My withdrawals were isolated to the extreme hangover. In bed until 5 in the evening (if I got up at all).

I quit many times. Many. What I finally figured out is that every time I started up again whatever would bring me to quit was worse than the last time. This time, it was far worse.

I am not about to make a "but this is the way you should think" statement, I'm telling you what I am about to tell you because it was in my list of top 5 things that finally brought me peace in sobriety.

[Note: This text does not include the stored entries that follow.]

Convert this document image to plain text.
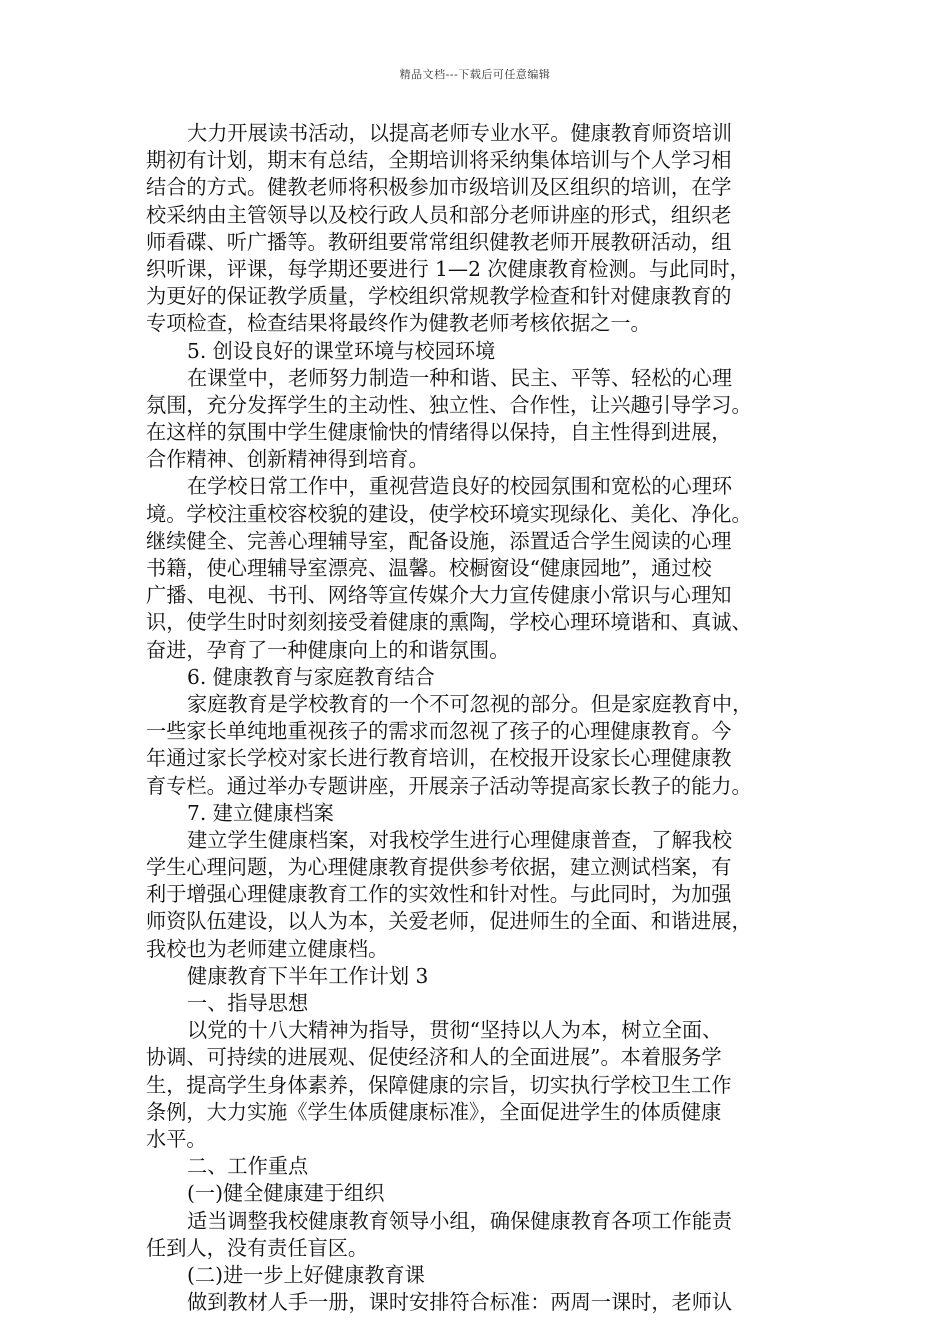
精品文档---下载后可任意编辑
大力开展读书活动，以提高老师专业水平。健康教育师资培训
期初有计划，期末有总结，全期培训将采纳集体培训与个人学习相
结合的方式。健教老师将积极参加市级培训及区组织的培训，在学
校采纳由主管领导以及校行政人员和部分老师讲座的形式，组织老
师看碟、听广播等。教研组要常常组织健教老师开展教研活动，组
织听课，评课，每学期还要进行 1—2 次健康教育检测。与此同时，
为更好的保证教学质量，学校组织常规教学检查和针对健康教育的
专项检查，检查结果将最终作为健教老师考核依据之一。
5. 创设良好的课堂环境与校园环境
在课堂中，老师努力制造一种和谐、民主、平等、轻松的心理
氛围，充分发挥学生的主动性、独立性、合作性，让兴趣引导学习。
在这样的氛围中学生健康愉快的情绪得以保持，自主性得到进展，
合作精神、创新精神得到培育。
在学校日常工作中，重视营造良好的校园氛围和宽松的心理环
境。学校注重校容校貌的建设，使学校环境实现绿化、美化、净化。
继续健全、完善心理辅导室，配备设施，添置适合学生阅读的心理
书籍，使心理辅导室漂亮、温馨。校橱窗设“健康园地”，通过校
广播、电视、书刊、网络等宣传媒介大力宣传健康小常识与心理知
识，使学生时时刻刻接受着健康的熏陶，学校心理环境谐和、真诚、
奋进，孕育了一种健康向上的和谐氛围。
6. 健康教育与家庭教育结合
家庭教育是学校教育的一个不可忽视的部分。但是家庭教育中，
一些家长单纯地重视孩子的需求而忽视了孩子的心理健康教育。今
年通过家长学校对家长进行教育培训，在校报开设家长心理健康教
育专栏。通过举办专题讲座，开展亲子活动等提高家长教子的能力。
7. 建立健康档案
建立学生健康档案，对我校学生进行心理健康普查，了解我校
学生心理问题，为心理健康教育提供参考依据，建立测试档案，有
利于增强心理健康教育工作的实效性和针对性。与此同时，为加强
师资队伍建设，以人为本，关爱老师，促进师生的全面、和谐进展，
我校也为老师建立健康档。
健康教育下半年工作计划 3
一、指导思想
以党的十八大精神为指导，贯彻“坚持以人为本，树立全面、
协调、可持续的进展观、促使经济和人的全面进展”。本着服务学
生，提高学生身体素养，保障健康的宗旨，切实执行学校卫生工作
条例，大力实施《学生体质健康标准》，全面促进学生的体质健康
水平。
二、工作重点
(一)健全健康建于组织
适当调整我校健康教育领导小组，确保健康教育各项工作能责
任到人，没有责任盲区。
(二)进一步上好健康教育课
做到教材人手一册，课时安排符合标准：两周一课时，老师认
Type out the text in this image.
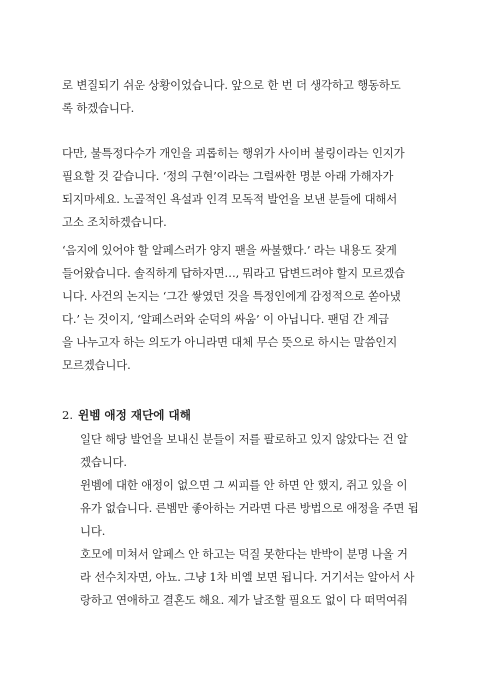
로 변질되기 쉬운 상황이었습니다. 앞으로 한 번 더 생각하고 행동하도
록 하겠습니다.
다만, 불특정다수가 개인을 괴롭히는 행위가 사이버 불링이라는 인지가
필요할 것 같습니다. ‘정의 구현’이라는 그럴싸한 명분 아래 가해자가
되지마세요. 노골적인 욕설과 인격 모독적 발언을 보낸 분들에 대해서
고소 조치하겠습니다.
‘음지에 있어야 할 알페스러가 양지 팬을 싸불했다.’ 라는 내용도 잦게
들어왔습니다. 솔직하게 답하자면…, 뭐라고 답변드려야 할지 모르겠습
니다. 사건의 논지는 ‘그간 쌓였던 것을 특정인에게 감정적으로 쏟아냈
다.’ 는 것이지, ‘알페스러와 순덕의 싸움’ 이 아닙니다. 팬덤 간 계급
을 나누고자 하는 의도가 아니라면 대체 무슨 뜻으로 하시는 말씀인지
모르겠습니다.
2. 윈벰 애정 재단에 대해
일단 해당 발언을 보내신 분들이 저를 팔로하고 있지 않았다는 건 알
겠습니다.
윈벰에 대한 애정이 없으면 그 씨피를 안 하면 안 했지, 쥐고 있을 이
유가 없습니다. 른벰만 좋아하는 거라면 다른 방법으로 애정을 주면 됩
니다.
호모에 미쳐서 알페스 안 하고는 덕질 못한다는 반박이 분명 나올 거
라 선수치자면, 아뇨. 그냥 1차 비엘 보면 됩니다. 거기서는 알아서 사
랑하고 연애하고 결혼도 해요. 제가 날조할 필요도 없이 다 떠먹여줘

I have never been happier in sobriety than I am this time through because I don't care about the differences or similarities that I find in others. I just accept the knowledge that I am a person that can't drink. Then, doing whatever I can in my life so that I am sober, and honestly happy about it. I have had a few yngggg moments over the past 7 months and they went away very quickly because drinking is not an option. Point blank, ever.

You'd be amazed at how much easier quitting is when you truly accept that you can't drink and stop questioning why you are the way you are. You just are. That's all there is to it. Life gets a whole lot easier from that point forward.